In January, John Ohnesorge served as senior faculty in the 2015 Doha, Qatar, workshop of Harvard Law School's Institute for Global Law & Policy. The annual workshop includes faculty and participants from around the world, who focus on issues of international law and policy.
Alta Charo has been appointed to the National Academies committee asked by the Food and Drug Administration to consider the ethical issues related to mitochondrial modification of eggs, the first form of gene therapy to have multigenerational effects and to produce children with DNA from three different people.
Wisconsin faculty members share a commitment to excellence in research, embracing a wide variety of substantive concerns and methodological approaches.

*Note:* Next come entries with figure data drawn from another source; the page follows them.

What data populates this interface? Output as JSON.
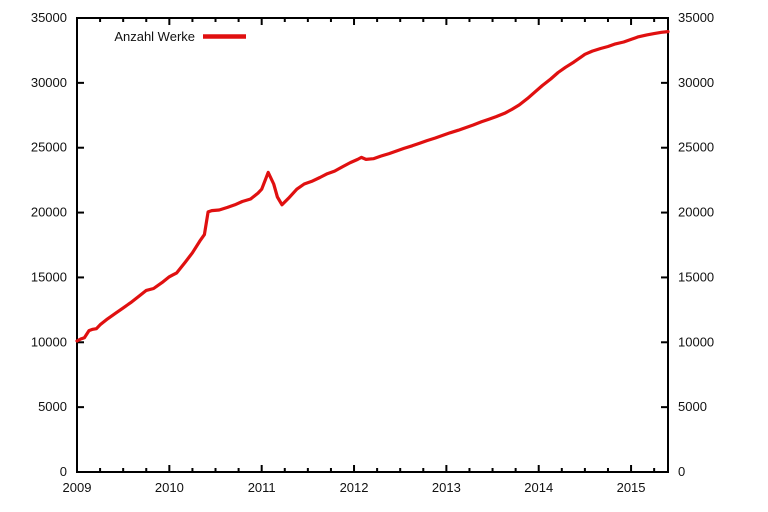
{
  "chart": {
    "background": "#ffffff",
    "axis_color": "#000000",
    "text_color": "#111111",
    "line_color": "#e01010"
  },
  "chart_data": {
    "type": "line",
    "title": "",
    "xlabel": "",
    "ylabel": "",
    "grid": false,
    "legend_position": "top-left-inside",
    "xlim": [
      2009,
      2015.4
    ],
    "ylim": [
      0,
      35000
    ],
    "x_ticks": [
      2009,
      2010,
      2011,
      2012,
      2013,
      2014,
      2015
    ],
    "x_minor_step": 0.25,
    "y_ticks": [
      0,
      5000,
      10000,
      15000,
      20000,
      25000,
      30000,
      35000
    ],
    "y_axis_mirrored": true,
    "series": [
      {
        "name": "Anzahl Werke",
        "color": "#e01010",
        "x": [
          2009.0,
          2009.04,
          2009.08,
          2009.13,
          2009.17,
          2009.21,
          2009.25,
          2009.33,
          2009.42,
          2009.5,
          2009.58,
          2009.67,
          2009.75,
          2009.83,
          2009.92,
          2010.0,
          2010.04,
          2010.08,
          2010.17,
          2010.25,
          2010.33,
          2010.38,
          2010.42,
          2010.46,
          2010.54,
          2010.63,
          2010.71,
          2010.79,
          2010.88,
          2010.96,
          2011.0,
          2011.07,
          2011.13,
          2011.17,
          2011.22,
          2011.29,
          2011.38,
          2011.46,
          2011.54,
          2011.63,
          2011.71,
          2011.79,
          2011.88,
          2011.96,
          2012.04,
          2012.08,
          2012.13,
          2012.21,
          2012.29,
          2012.38,
          2012.46,
          2012.54,
          2012.63,
          2012.71,
          2012.79,
          2012.88,
          2012.96,
          2013.04,
          2013.13,
          2013.21,
          2013.29,
          2013.38,
          2013.46,
          2013.54,
          2013.63,
          2013.71,
          2013.79,
          2013.88,
          2013.96,
          2014.04,
          2014.13,
          2014.21,
          2014.29,
          2014.38,
          2014.46,
          2014.5,
          2014.58,
          2014.67,
          2014.75,
          2014.83,
          2014.92,
          2015.0,
          2015.08,
          2015.17,
          2015.25,
          2015.33,
          2015.4
        ],
        "y": [
          10100,
          10250,
          10350,
          10900,
          11000,
          11050,
          11350,
          11800,
          12250,
          12650,
          13050,
          13550,
          14000,
          14150,
          14600,
          15050,
          15200,
          15350,
          16150,
          16900,
          17800,
          18300,
          20050,
          20150,
          20200,
          20400,
          20600,
          20850,
          21050,
          21500,
          21800,
          23100,
          22200,
          21200,
          20600,
          21100,
          21800,
          22200,
          22400,
          22700,
          23000,
          23200,
          23550,
          23850,
          24100,
          24250,
          24100,
          24150,
          24350,
          24550,
          24750,
          24950,
          25150,
          25350,
          25550,
          25750,
          25950,
          26150,
          26350,
          26550,
          26750,
          27000,
          27200,
          27400,
          27650,
          27950,
          28300,
          28800,
          29300,
          29800,
          30300,
          30800,
          31200,
          31600,
          32000,
          32200,
          32450,
          32650,
          32800,
          33000,
          33150,
          33350,
          33550,
          33700,
          33800,
          33900,
          33950
        ]
      }
    ]
  }
}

The faculty has long been known for its interest in interdisciplinary work and for its commitment to a law-in-action approach to scholarship.

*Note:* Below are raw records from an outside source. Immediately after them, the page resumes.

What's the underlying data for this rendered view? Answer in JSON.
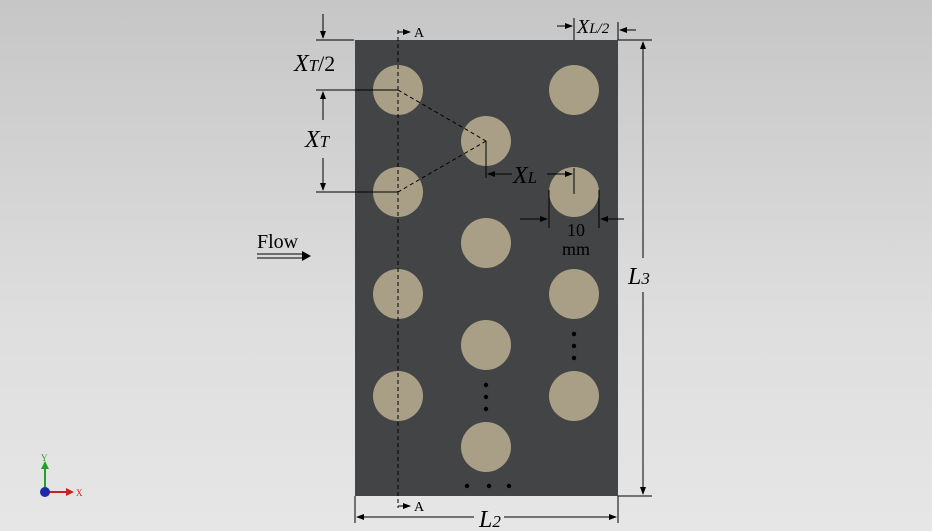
{
  "diagram": {
    "flow_label": "Flow",
    "section_label_top": "A",
    "section_label_bottom": "A",
    "xt_half": {
      "main": "X",
      "sub": "T",
      "suffix": "/2"
    },
    "xt": {
      "main": "X",
      "sub": "T"
    },
    "xl": {
      "main": "X",
      "sub": "L"
    },
    "xl_half": {
      "main": "X",
      "sub": "L/2"
    },
    "l2": {
      "main": "L",
      "sub": "2"
    },
    "l3": {
      "main": "L",
      "sub": "3"
    },
    "diameter_value": "10",
    "diameter_unit": "mm",
    "axis_y": "Y",
    "axis_x": "X",
    "colors": {
      "plate": "#434446",
      "tube": "#a99f86",
      "background": "#d4d4d4",
      "axis_x": "#cc1f1f",
      "axis_y": "#1fa22a",
      "axis_origin": "#1f2aa8"
    }
  }
}
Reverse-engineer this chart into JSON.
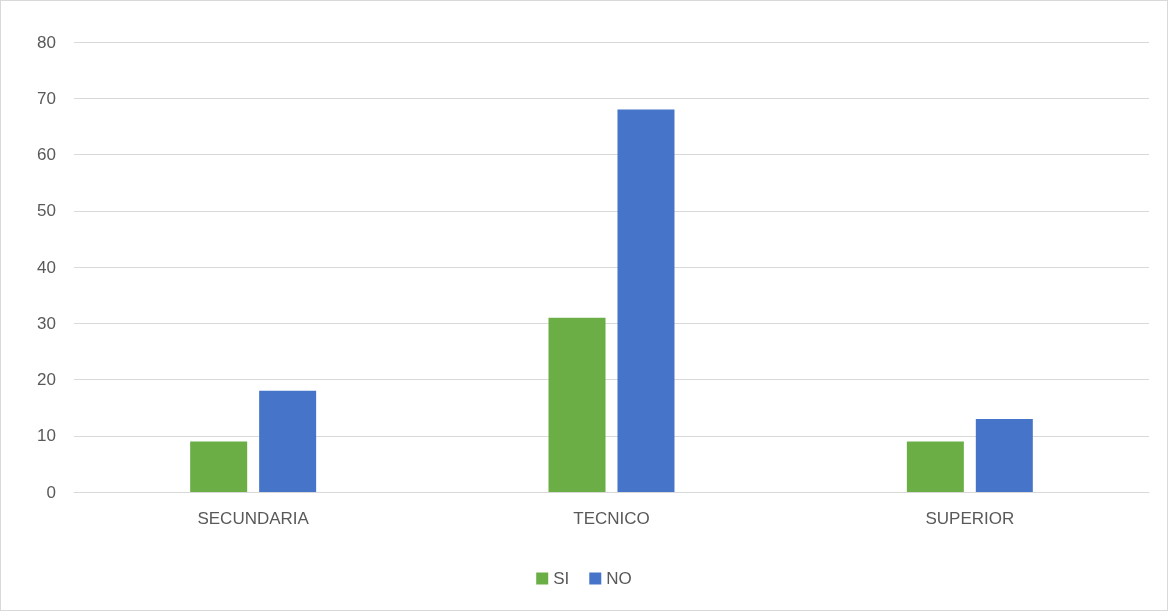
{
  "chart_data": {
    "type": "bar",
    "categories": [
      "SECUNDARIA",
      "TECNICO",
      "SUPERIOR"
    ],
    "series": [
      {
        "name": "SI",
        "color": "#6aae45",
        "values": [
          9,
          31,
          9
        ]
      },
      {
        "name": "NO",
        "color": "#4574c9",
        "values": [
          18,
          68,
          13
        ]
      }
    ],
    "ylim": [
      0,
      80
    ],
    "yticks": [
      0,
      10,
      20,
      30,
      40,
      50,
      60,
      70,
      80
    ],
    "grid": "y",
    "legend": "bottom"
  }
}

For Wisconsin scholars, no matter how interesting or elegant the underlying theory, Wisconsin's law-in-action approach challenges them to answer the question: "Why should this matter to people in the real world?" In contrast to legal scholars whose work is theory-based, Wisconsin scholars tend to begin with an observed, real-world problem or phenomenon and then seek to explain it and to put it into a larger theoretical context.
Much of the research undertaken at Wisconsin is devoted to explaining how law and legal institutions work and often to understanding why law and legal institutions might not be working as intended. The Wisconsin faculty contextualizes law, studying it as one of many social processes that may shape behavior. Many faculty members are active in the Law & Society Association, an international organization of scholars who study the interrelation of society and the legal process; indeed, the current Wisconsin faculty includes three LSA past presidents.
The work of the Wisconsin faculty is not geographically bounded. Though a majority study U.S. law, a growing number explore law in less familiar settings and are focusing their research on the workings of law in countries throughout the world.